In grammar, the allative case (; abbreviated ; from Latin allāt-, afferre "to bring to") is a type of locative grammatical case. The term allative is generally used for the lative case in the majority of languages that do not make finer distinctions.

Finnish
In the Finnish language (Uralic language), the allative is the fifth of the locative cases, with the basic meaning of "onto". Its ending is -lle, for example pöytä (table) and pöydälle (onto the top of the table). In addition, it is the logical complement of the adessive case for referring to "being around the place". For example, koululle means "to the vicinity of the school". With time, the use is the same: ruokatunti (lunch break) and ... lähti ruokatunnille ("... left to the lunch break"). Some actions require the case, e.g. kävely - mennä kävelylle "a walk - go for a walk". It also means "to" or "for", for example minä (me) and minulle (to/for me).

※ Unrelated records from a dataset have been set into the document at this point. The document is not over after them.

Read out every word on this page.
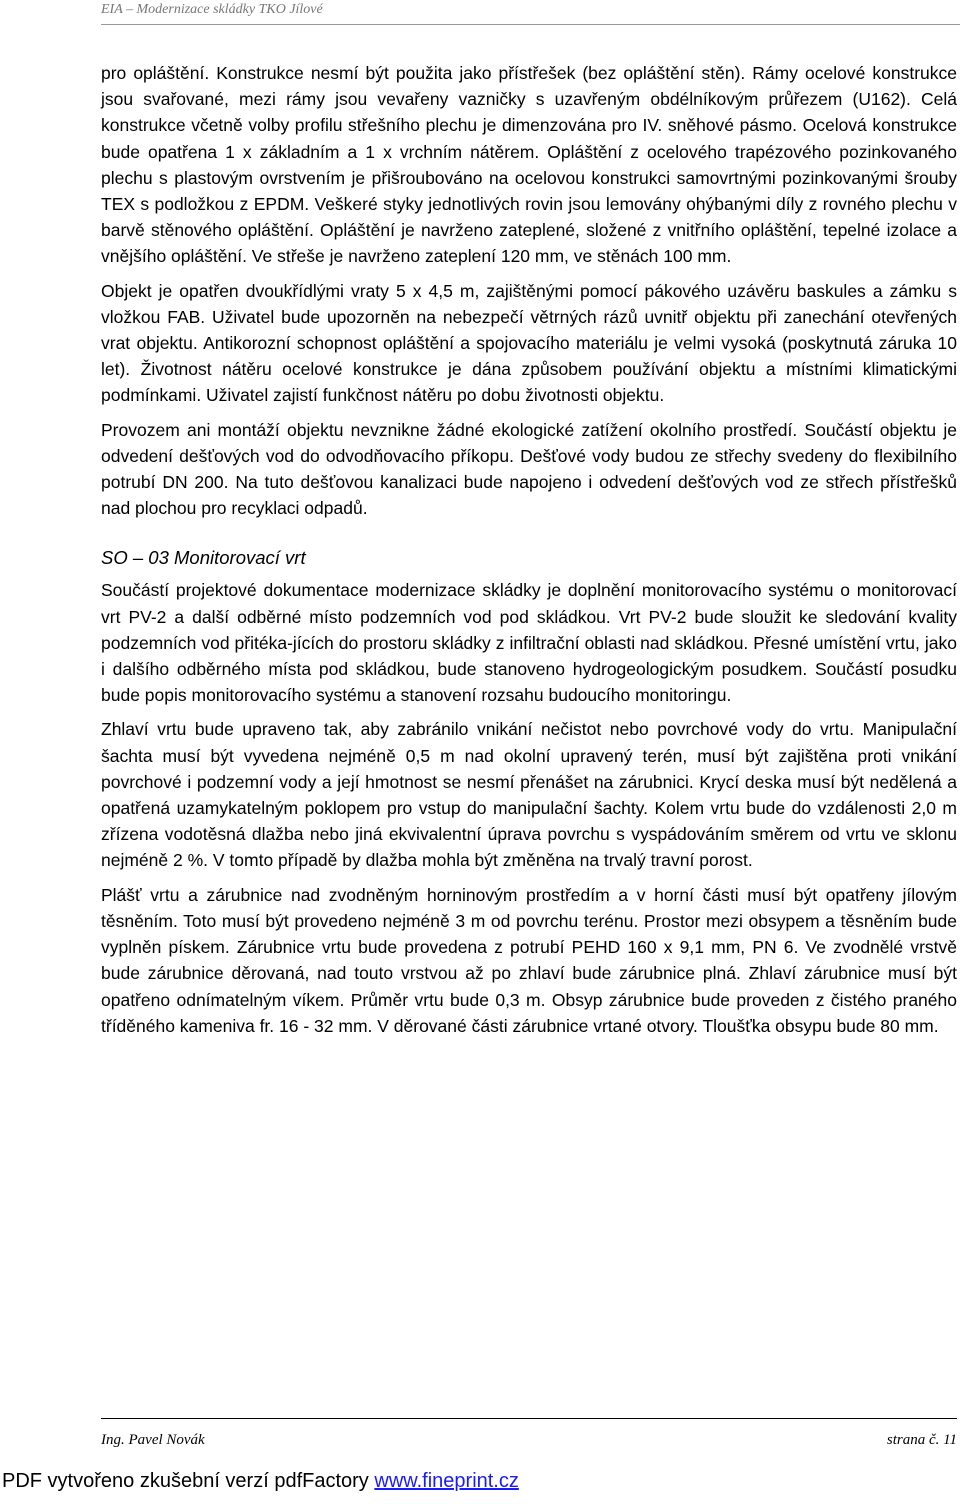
EIA – Modernizace skládky TKO Jílové

pro opláštění. Konstrukce nesmí být použita jako přístřešek (bez opláštění stěn). Rámy ocelové konstrukce jsou svařované, mezi rámy jsou vevařeny vazničky s uzavřeným obdélníkovým průřezem (U162). Celá konstrukce včetně volby profilu střešního plechu je dimenzována pro IV. sněhové pásmo. Ocelová konstrukce bude opatřena 1 x základním a 1 x vrchním nátěrem. Opláštění z ocelového trapézového pozinkovaného plechu s plastovým ovrstvením je přišroubováno na ocelovou konstrukci samovrtnými pozinkovanými šrouby TEX s podložkou z EPDM. Veškeré styky jednotlivých rovin jsou lemovány ohýbanými díly z rovného plechu v barvě stěnového opláštění. Opláštění je navrženo zateplené, složené z vnitřního opláštění, tepelné izolace a vnějšího opláštění. Ve střeše je navrženo zateplení 120 mm, ve stěnách 100 mm.

Objekt je opatřen dvoukřídlými vraty 5 x 4,5 m, zajištěnými pomocí pákového uzávěru baskules a zámku s vložkou FAB. Uživatel bude upozorněn na nebezpečí větrných rázů uvnitř objektu při zanechání otevřených vrat objektu. Antikorozní schopnost opláštění a spojovacího materiálu je velmi vysoká (poskytnutá záruka 10 let). Životnost nátěru ocelové konstrukce je dána způsobem používání objektu a místními klimatickými podmínkami. Uživatel zajistí funkčnost nátěru po dobu životnosti objektu.

Provozem ani montáží objektu nevznikne žádné ekologické zatížení okolního prostředí. Součástí objektu je odvedení dešťových vod do odvodňovacího příkopu. Dešťové vody budou ze střechy svedeny do flexibilního potrubí DN 200. Na tuto dešťovou kanalizaci bude napojeno i odvedení dešťových vod ze střech přístřešků nad plochou pro recyklaci odpadů.

SO – 03 Monitorovací vrt

Součástí projektové dokumentace modernizace skládky je doplnění monitorovacího systému o monitorovací vrt PV-2 a další odběrné místo podzemních vod pod skládkou. Vrt PV-2 bude sloužit ke sledování kvality podzemních vod přitéka-jících do prostoru skládky z infiltrační oblasti nad skládkou. Přesné umístění vrtu, jako i dalšího odběrného místa pod skládkou, bude stanoveno hydrogeologickým posudkem. Součástí posudku bude popis monitorovacího systému a stanovení rozsahu budoucího monitoringu.

Zhlaví vrtu bude upraveno tak, aby zabránilo vnikání nečistot nebo povrchové vody do vrtu. Manipulační šachta musí být vyvedena nejméně 0,5 m nad okolní upravený terén, musí být zajištěna proti vnikání povrchové i podzemní vody a její hmotnost se nesmí přenášet na zárubnici. Krycí deska musí být nedělená a opatřená uzamykatelným poklopem pro vstup do manipulační šachty. Kolem vrtu bude do vzdálenosti 2,0 m zřízena vodotěsná dlažba nebo jiná ekvivalentní úprava povrchu s vyspádováním směrem od vrtu ve sklonu nejméně 2 %. V tomto případě by dlažba mohla být změněna na trvalý travní porost.

Plášť vrtu a zárubnice nad zvodněným horninovým prostředím a v horní části musí být opatřeny jílovým těsněním. Toto musí být provedeno nejméně 3 m od povrchu terénu. Prostor mezi obsypem a těsněním bude vyplněn pískem. Zárubnice vrtu bude provedena z potrubí PEHD 160 x 9,1 mm, PN 6. Ve zvodnělé vrstvě bude zárubnice děrovaná, nad touto vrstvou až po zhlaví bude zárubnice plná. Zhlaví zárubnice musí být opatřeno odnímatelným víkem. Průměr vrtu bude 0,3 m. Obsyp zárubnice bude proveden z čistého praného tříděného kameniva fr. 16 - 32 mm. V děrované části zárubnice vrtané otvory. Tloušťka obsypu bude 80 mm.

Ing. Pavel Novák	strana č. 11
PDF vytvořeno zkušební verzí pdfFactory www.fineprint.cz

The other locative cases in Finnish and Estonian are these:
Inessive case ("in")
Elative case ("out of")
Illative case ("into")
Adessive case ("on")
Ablative case ("from off")

Baltic languages
In the Lithuanian and Latvian languages the allative had been used dialectally as an innovation since the Proto-Indo-European, but it is almost out of use in modern times. Its ending in Lithuanian is -op which was shortened from -opi, whereas its ending in Latvian is -up. In the modern languages the remains of the allative can be found in certain fixed expressions that have become adverbs, such as Lithuanian išėjo Dievop ("gone to God", i.e. died), velniop! ("to hell!"), nuteisti myriop ("sentence to death"), rudeniop ("towards autumn"), vakarop ("towards the evening"), Latvian mājup ("towards home"), kalnup ("uphill"), lejup ("downhill").

Greek
In Mycenaean Greek, a -de ending is used to denote an allative, when it is not being used as an enclitic, e.g. te-qa-de, *Tʰēgʷasde, "to Thebes" (Linear B: ). This ending survives into Ancient Greek in words such as Athḗnaze, from accusative Athḗnās + -de.

Biblical Hebrew
In Biblical Hebrew the so-called directional he (or he locale) in the form of ה ָ– /-ɔh/ suffixed to nouns (often place names) also functions as an allative marker, usually translated as 'to' or 'toward'.

Wanyi
Wanyi, an endangered Australian language, had the allative suffixes -kurru/wurru.

Latin
The Latin accusative of towns and small islands is used for motion towards in a way that is analogous to the allative case.

Udmurt 
In the Udmurt language, words inflected with the allative (often called "approximative" in Permic languages) case ending "-лань" /ɫɑɲ/ express the direction of a movement.